Let me explain what I mean by strategic investment. I'm not talking about a marketing exercise or campaign. Instead, I mean spending some time on the foundation of your brand by:
- Conducting an in depth review of your brand
to understand how clearly and consistently you're communicating your unique value to your customers.
- And, if merited, completing a branding exercise to sharpen your brand strategy, cement your brand essence
(what makes you unique), and maybe even update your brand visuals to match the strategy.
Tackling the two items above will be one of the most transformational efforts you can undertake as a business. It will also require time and effort by your team... while the rest of their workload also needs to get done. And, it will require involvement from leadership across your org to be effective.?
So how do you determine the right time to make the investment? In our experience at A Brave New there are four typical moments when a branding exercise makes sense:
- At startup: If your company or organization is in startup mode, you may be tempted to skip over a branding exercise that defines your strategy and instead focus on building out your product and closing deals.
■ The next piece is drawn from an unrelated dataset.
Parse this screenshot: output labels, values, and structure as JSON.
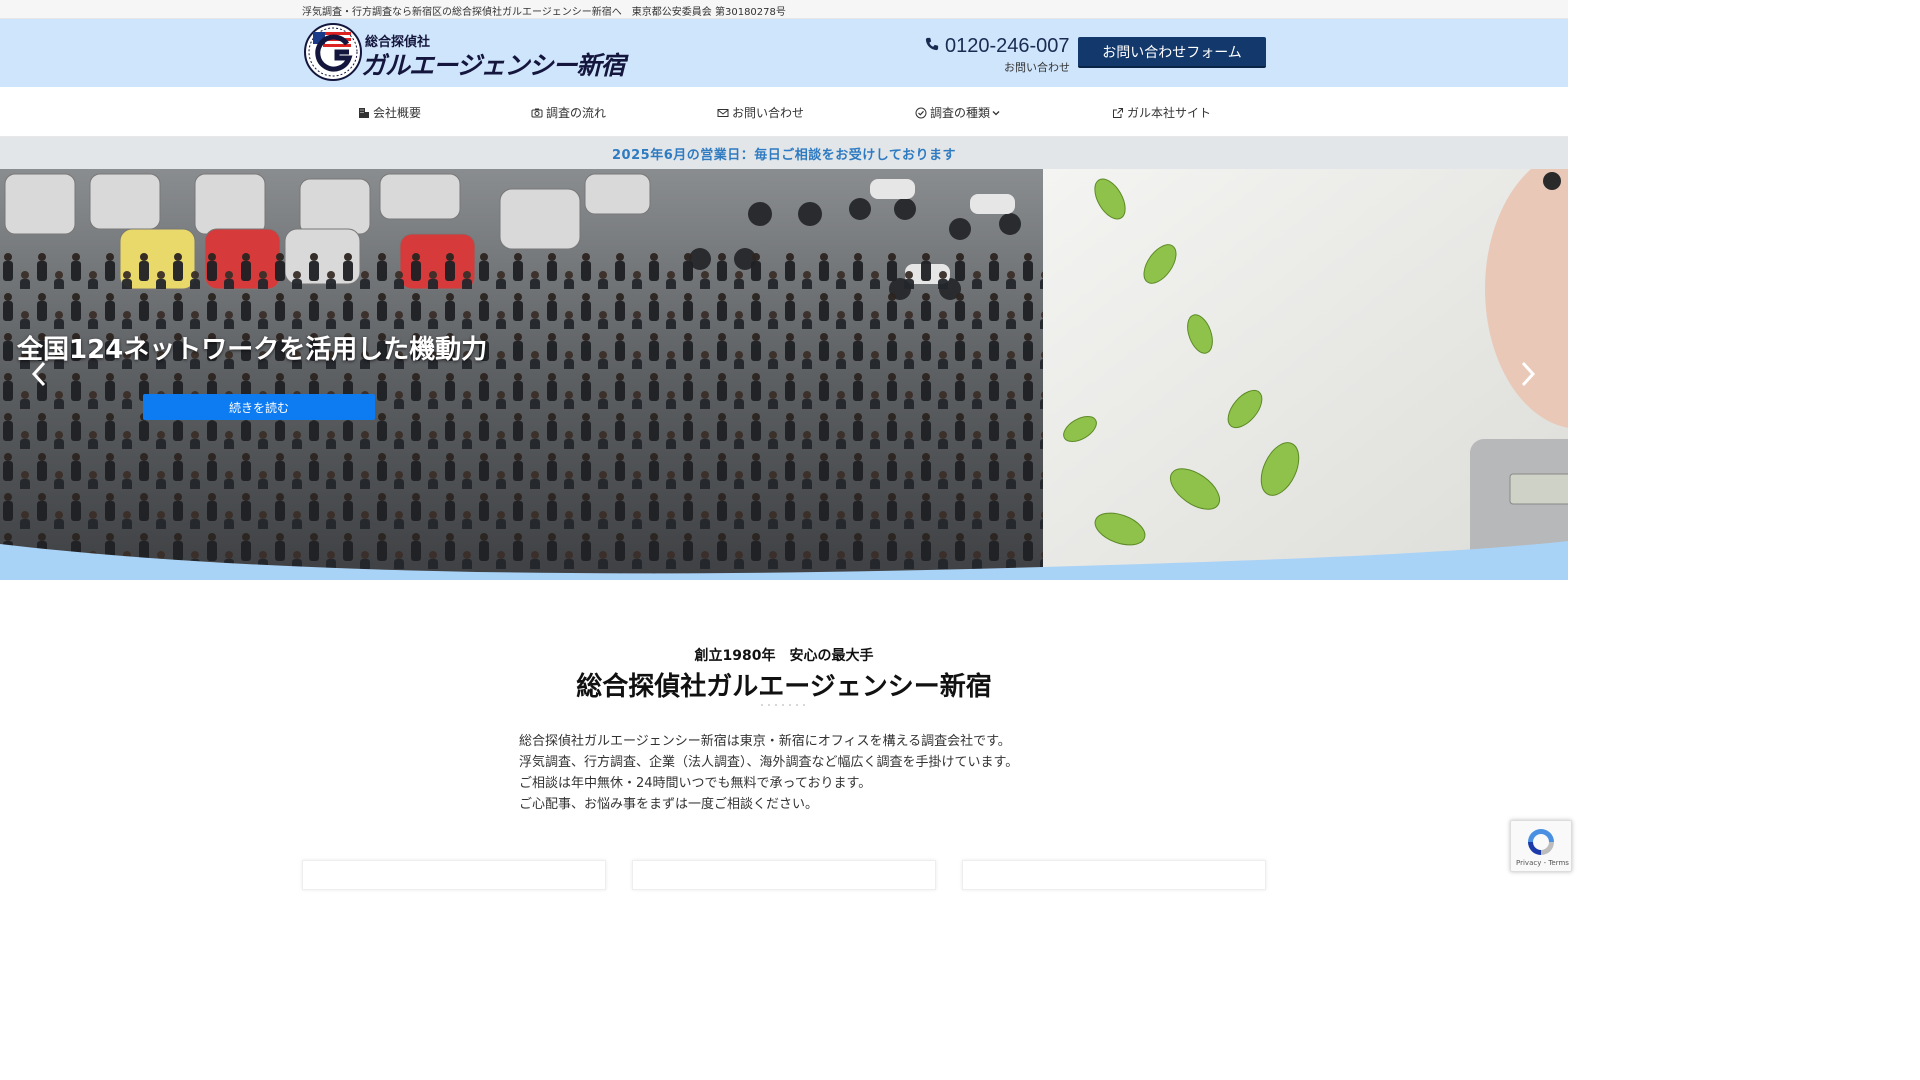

Both of these activities are vital, but they do not build lasting differentiation. Defining your brand strategy does. And it's easiest before you have significant time in market.?
- Major internal transitions: Major transitions like a leadership change or a merger or acquisition (we know there's a lot of them in healthcare right now) are key times to step back and evaluate your brand. If there's a leadership change you need to evaluate what elements of the past leadership's approach should be incorporated into the brand going forward... and what needs to change. If you're moving through a merger or acquisition, it's vital to ask who you want the new combined company to be. Failing to do this can lead to a fractured company that has less impact than it could.
- Major market shifts: The most prominent external driver for a branding investment is a market shift. Perhaps a major change occurs with your customers. Maybe a new technology is disrupting how things have always been done. At this point, it's essential for you to pivot, and to do this effectively you need to define what about your past is core to your DNA going forward, and what should be shed as you pivot your products and services.
- Everything appears dated all of the sudden: The final trigger is something that doesn't happen immediately, although we often struggle to admit it. Sometimes a brand just gets old and tired. It can be hard to notice immediately if you are used to it, but at some point, a dated brand becomes a liability to growth and success. If you find yourself in this place, it's time to get to work.?
As I think about the healthcare brands that are the focus of our work as an agency, I have a few additional thoughts about why it might be a good time to focus in on a differentiated brand.
- Hospitals and provider groups are facing major market shifts and consolidations. These shifts and consolidations will be make or break for companies. Taking an in depth look at their brand will allow hospitals and provider groups to define what is core to their DNA as an organization so they can quickly pivot if needed.
- Healthcare technology firms often focus fully on their product. This means that they miss key opportunities like startup to develop a strong brand that tells a differentiated story. It also means they might neglect their brand and allow the visuals and story become dated. If this is you, it might be time to make an investment in your brand in the coming year.
So, what do you think? Will 2025 be the year you make a strategic investment in your brand?